Faith promises us that somehow, some way, Jesus can bring good out of evil, and gifts out of suffering for we who are broken. Jesus can and will, because Jesus is the Son of God. Jesus can and will because he is also the human son of Mary, flesh of her flesh, and he has suffered and grieved and he has been transformed by suffering. The death of his foster father has helped him become a mature man, the mainstay of his mother. The death of his cousin reminds him of his cousin's affirmation of his identity and reminds him forcefully of a prophet's destiny: death.
"Beatitude" comes from the Latin "beatus" which can be translated either as "blessed" or as "happy," or even as both. God in Jesus tells us that we are blessed, that we will experience joy. We need to have faith in God's Word, Jesus, because society often tells those who suffer and grieve a different story.

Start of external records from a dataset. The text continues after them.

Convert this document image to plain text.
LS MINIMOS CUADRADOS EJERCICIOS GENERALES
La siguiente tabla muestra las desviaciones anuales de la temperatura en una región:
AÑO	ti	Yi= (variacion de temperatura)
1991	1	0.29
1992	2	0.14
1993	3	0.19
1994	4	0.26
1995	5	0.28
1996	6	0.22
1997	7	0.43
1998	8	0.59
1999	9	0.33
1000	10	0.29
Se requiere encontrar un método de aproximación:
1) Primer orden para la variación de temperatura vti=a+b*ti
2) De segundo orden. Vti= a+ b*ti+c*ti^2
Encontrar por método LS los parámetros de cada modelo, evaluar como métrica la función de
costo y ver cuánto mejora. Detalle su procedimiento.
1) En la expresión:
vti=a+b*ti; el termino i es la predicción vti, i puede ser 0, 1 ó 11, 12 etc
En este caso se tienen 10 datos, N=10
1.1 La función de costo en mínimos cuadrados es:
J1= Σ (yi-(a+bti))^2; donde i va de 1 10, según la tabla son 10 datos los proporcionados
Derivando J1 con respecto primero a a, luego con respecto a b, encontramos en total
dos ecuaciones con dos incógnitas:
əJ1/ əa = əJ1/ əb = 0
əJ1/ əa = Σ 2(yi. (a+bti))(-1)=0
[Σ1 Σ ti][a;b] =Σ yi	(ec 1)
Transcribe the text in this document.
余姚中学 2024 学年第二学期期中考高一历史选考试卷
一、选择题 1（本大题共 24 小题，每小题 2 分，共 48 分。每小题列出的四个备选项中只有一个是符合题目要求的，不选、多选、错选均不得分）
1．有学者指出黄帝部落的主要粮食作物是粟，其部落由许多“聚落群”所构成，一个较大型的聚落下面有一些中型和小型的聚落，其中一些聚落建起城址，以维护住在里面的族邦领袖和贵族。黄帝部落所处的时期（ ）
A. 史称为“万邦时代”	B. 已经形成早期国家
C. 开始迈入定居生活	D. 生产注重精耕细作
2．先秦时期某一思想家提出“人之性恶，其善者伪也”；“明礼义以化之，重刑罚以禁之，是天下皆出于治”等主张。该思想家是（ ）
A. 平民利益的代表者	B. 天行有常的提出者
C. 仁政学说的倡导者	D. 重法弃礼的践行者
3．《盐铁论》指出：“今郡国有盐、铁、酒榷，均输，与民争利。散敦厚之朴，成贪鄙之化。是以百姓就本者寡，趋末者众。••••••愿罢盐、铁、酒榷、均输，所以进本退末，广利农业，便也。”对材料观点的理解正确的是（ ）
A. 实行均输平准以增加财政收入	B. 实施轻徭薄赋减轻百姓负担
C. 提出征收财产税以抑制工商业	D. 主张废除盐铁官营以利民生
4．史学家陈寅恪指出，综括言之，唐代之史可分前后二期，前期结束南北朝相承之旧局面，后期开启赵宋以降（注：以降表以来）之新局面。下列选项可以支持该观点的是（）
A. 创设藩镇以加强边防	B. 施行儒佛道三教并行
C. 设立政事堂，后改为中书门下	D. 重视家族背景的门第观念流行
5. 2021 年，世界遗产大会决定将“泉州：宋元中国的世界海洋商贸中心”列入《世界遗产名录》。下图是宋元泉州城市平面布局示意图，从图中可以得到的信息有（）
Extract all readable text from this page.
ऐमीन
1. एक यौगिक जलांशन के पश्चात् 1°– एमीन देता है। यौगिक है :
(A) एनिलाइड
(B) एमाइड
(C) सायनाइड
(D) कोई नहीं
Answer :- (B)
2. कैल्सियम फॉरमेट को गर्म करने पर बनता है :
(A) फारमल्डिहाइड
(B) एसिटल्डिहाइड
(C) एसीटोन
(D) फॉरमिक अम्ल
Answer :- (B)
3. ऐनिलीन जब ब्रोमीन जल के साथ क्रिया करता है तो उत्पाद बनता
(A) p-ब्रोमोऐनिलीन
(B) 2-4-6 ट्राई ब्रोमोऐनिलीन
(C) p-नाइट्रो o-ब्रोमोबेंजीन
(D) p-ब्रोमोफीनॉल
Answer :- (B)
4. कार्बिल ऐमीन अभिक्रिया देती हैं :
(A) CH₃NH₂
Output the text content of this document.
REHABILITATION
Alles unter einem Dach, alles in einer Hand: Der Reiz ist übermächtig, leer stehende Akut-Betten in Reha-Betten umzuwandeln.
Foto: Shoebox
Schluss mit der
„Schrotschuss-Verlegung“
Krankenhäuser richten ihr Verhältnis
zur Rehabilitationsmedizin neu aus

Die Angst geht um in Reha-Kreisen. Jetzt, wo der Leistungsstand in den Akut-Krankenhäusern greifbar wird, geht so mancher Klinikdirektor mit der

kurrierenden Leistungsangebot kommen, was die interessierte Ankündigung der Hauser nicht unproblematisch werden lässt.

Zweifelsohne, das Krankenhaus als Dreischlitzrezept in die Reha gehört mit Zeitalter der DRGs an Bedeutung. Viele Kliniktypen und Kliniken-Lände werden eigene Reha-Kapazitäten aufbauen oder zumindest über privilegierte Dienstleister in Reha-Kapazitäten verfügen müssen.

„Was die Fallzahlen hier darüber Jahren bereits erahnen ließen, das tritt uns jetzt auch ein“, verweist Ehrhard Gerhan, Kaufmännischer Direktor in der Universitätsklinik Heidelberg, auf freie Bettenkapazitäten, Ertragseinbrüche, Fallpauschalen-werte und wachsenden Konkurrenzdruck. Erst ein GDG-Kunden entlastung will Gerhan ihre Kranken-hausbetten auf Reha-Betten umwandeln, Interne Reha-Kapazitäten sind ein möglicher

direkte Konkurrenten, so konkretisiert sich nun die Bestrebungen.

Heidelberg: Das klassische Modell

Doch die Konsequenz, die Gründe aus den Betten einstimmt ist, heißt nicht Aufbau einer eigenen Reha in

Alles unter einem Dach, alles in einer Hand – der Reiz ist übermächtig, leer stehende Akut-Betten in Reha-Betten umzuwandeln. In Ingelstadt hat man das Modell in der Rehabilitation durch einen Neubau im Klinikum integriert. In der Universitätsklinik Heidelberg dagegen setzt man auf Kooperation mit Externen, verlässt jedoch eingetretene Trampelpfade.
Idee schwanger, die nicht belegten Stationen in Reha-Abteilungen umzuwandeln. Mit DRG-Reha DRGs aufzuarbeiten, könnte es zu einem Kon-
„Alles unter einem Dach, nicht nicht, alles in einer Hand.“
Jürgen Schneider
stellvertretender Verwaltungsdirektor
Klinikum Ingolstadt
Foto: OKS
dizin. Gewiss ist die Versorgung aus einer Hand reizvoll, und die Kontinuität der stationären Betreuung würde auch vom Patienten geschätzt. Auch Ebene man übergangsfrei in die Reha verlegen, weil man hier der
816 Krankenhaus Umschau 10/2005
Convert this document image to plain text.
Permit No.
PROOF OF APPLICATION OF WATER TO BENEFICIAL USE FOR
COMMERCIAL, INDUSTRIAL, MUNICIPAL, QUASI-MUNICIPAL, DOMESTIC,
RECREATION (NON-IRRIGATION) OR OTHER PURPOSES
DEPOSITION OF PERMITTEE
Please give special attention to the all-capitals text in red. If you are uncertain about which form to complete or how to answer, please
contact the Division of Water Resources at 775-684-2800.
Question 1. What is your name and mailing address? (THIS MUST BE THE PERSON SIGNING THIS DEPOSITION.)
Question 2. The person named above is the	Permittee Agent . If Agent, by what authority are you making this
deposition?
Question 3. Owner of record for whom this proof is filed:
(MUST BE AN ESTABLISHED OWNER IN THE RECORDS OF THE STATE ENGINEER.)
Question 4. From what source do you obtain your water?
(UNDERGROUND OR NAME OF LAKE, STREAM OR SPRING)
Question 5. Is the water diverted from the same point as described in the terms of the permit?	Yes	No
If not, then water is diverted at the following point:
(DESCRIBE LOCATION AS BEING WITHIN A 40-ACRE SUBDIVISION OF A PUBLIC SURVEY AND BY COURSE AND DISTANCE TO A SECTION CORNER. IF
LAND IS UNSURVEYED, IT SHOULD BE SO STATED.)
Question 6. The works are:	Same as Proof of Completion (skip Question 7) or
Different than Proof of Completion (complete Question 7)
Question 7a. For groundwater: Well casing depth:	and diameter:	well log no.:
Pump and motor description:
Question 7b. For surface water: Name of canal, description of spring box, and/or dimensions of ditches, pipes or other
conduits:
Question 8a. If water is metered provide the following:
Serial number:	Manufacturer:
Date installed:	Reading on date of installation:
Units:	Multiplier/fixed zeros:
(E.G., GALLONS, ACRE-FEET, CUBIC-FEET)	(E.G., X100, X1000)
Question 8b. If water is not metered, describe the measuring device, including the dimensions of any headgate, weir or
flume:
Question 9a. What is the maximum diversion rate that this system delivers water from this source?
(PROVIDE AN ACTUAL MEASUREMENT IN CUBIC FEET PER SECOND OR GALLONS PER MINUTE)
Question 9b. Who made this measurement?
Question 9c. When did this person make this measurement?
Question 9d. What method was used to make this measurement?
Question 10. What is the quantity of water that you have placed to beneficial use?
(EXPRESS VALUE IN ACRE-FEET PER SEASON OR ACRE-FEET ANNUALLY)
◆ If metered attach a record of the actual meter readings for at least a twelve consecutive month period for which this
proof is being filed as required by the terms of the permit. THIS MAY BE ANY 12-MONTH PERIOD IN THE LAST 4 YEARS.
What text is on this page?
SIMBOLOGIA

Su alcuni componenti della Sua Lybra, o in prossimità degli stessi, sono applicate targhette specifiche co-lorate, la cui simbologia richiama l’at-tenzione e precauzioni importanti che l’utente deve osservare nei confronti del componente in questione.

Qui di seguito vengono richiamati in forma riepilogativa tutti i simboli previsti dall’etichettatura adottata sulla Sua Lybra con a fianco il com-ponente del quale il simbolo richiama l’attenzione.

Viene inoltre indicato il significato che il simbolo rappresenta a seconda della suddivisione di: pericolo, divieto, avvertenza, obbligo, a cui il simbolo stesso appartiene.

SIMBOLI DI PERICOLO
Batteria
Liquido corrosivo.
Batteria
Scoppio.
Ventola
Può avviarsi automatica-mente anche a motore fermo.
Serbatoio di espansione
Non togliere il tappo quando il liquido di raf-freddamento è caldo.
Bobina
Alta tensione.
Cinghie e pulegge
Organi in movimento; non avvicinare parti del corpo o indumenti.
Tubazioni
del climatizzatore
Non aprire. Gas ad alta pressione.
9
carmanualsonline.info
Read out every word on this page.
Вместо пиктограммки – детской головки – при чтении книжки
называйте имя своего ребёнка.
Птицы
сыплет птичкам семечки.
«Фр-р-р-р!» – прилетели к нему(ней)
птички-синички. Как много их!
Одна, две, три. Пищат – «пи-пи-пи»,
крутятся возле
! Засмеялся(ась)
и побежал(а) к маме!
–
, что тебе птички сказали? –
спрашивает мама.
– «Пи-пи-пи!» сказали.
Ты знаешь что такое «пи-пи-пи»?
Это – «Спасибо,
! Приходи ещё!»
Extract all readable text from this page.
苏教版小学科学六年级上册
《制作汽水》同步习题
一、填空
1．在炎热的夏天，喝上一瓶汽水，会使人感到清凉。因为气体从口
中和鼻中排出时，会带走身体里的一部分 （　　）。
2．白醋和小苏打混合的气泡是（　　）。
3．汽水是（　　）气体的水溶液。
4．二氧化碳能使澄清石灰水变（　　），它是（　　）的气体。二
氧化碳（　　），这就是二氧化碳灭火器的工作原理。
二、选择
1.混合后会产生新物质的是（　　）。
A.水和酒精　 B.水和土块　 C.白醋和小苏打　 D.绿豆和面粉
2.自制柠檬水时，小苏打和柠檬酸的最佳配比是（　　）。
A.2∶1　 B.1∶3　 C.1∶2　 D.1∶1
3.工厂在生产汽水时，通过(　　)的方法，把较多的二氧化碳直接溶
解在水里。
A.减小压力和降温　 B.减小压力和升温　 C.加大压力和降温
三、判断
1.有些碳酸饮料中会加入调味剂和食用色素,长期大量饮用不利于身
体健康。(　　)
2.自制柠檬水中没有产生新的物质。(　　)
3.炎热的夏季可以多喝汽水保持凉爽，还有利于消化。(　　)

Those who mourn or weep for whatever cause are often avoided by society because grieving makes many people uncomfortable. People remember you at the time of the funeral (or in the case of illness, at the time of the diagnosis,) and often forget you afterwards. Some expect you to "get over it" within a too-short time. There can be no more bitter isolation than the one endured by the person who weeps and mourns, for whatever cause.
But God, through Jesus, tells us that He blesses us because He never forgets us. He is always near to the broken-hearted. And one day, we WILL laugh; one day we will receive complete comfort, because Faith assures us that we will be re-united with our loved ones in Heaven. That in Heaven we will be healed of all the infirmities we have suffered through our illnesses. That the wounds of disabilities and divorce will be hugged away by God, Who is perfect Love and Affirmation.
But Jesus, in himself, also institutes the reign of God NOW. He watches over us through those He sends us. For there are those who are Jesus' hands, arms, feet, and voice who somehow know the right words to say, who know how to pull us out of the caves we bury ourselves in because of grief, who put a dinner on the table or invite us to their homes, ready to put up with our distracted silence and tears, who listen patiently when our grief spills over into words. Now, right now, God comforts us through Christ's Body of disciples on earth. There are many who comfort us who may not be Christ's followers but who understand the healing power of love. God sends them as well, whether they consciously know this or not.
Jesus also speaks of those who mourn as being models for disciples. How can this be? When we grieve, we have a choice: either our hearts can become hard and bitter and shrink, or our hearts can become wiser and softer and expand. The wise one whose heart expands is the model for disciples; a heart broken open can now hold so many more people inside.
If you are a disciple with a broken, expanded heart, you have deeper faith in God and self because God has stayed with you, and you're a survivor; you have deeper faith in the power of community, because others have stood by you, and now you know how precious a support system is; you have deeper compassion for others and deeper, more mature love. Through a grieving imbued with faith, we can be transformed by God into literally new people. We can't, and don't want to, go back to the less aware, less compassionate person we were before we suffered loss.
Suffering in not good in itself. Sin has afflicted us with illness, suffering, and death. Yet, Scripture gives us a vivid portrait of Satan being crushed beneath the heel of our Savior, Son of God, Jesus the Christ. And the human Jesus, who has grieved with us in solidarity with us, forcefully promises us that even though we suffer, we will be able to laugh again, to be comforted again, to love again, not only in Heaven but in this world. We may not understand God, but God in Jesus understands us and has grieved with us. In faith, we can trust in his Word and trust that our broken hearts can and will be healed and transformed. We will be comforted. And we will laugh again!